Admittedly Mr O'Brien's praise for targets was limited – he thought they could be useful to 'jump start' change but added that they had had their day. The interesting point is that this is not a million miles from Labour's acceptance that targets may be subject to a law of diminishing return and that targets for providers should become entitlements for patients.

It was a brave performance from Mr O'Brien – he also acknowledged that moving from targets to outcomes was not going to be easy. Outcomes, he admitted, often can be measured only over the long term and may not fit in with political timescales.

It must be right for the politicians to find better ways of measuring NHS performance and in principle outcomes are better than process measures. But even process targets can still have a place, especially where we cannot establish clear outcomes or when the process itself matters. Speed of access will still be important for patients – the NHS needs to be responsive as well as efficient and effective.

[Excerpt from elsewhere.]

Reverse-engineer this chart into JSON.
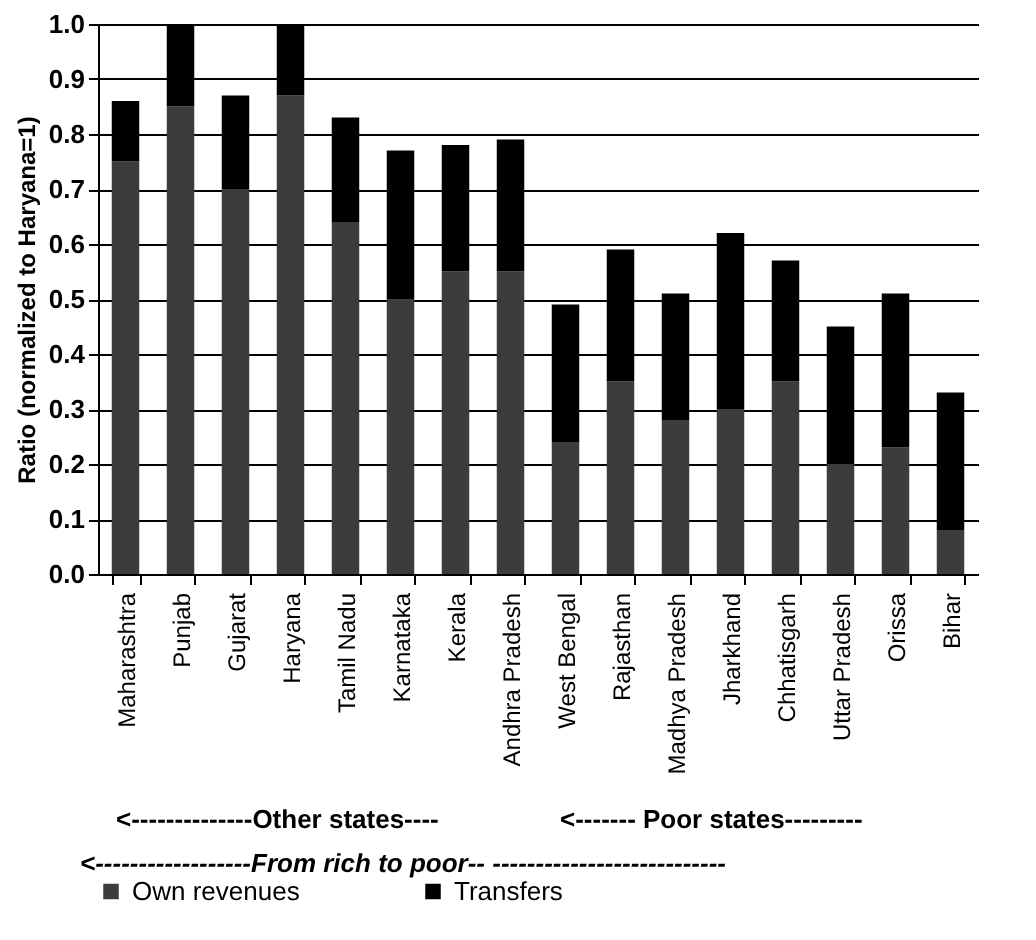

Oh and there was one more piece of O'Brien courage – he suggested that the Conservatives would welcome an opportunity to meet with the social care minister Phil Hope, even at this late stage, to see if they could achieve political consensus on social care funding reform. Over to you Phil.


Rob Hutchinson

Comment date
13 October 2009
Mr OBrian is right to say that it will be difficult to move from targets to outcomes; Because the regulators (of all kinds) have focused on, the easier to identify, process measures, they have reinforced a culture of organsiations ticking boxes and therefore giving more priority to the efficiency of their organisation rather than their effectiveness. Changing that culture will be difficult but if real change is to be achieved in public services the measures of success have to be seen as those which make a difference to people and communities rather than inward looking bureaucratic achievements.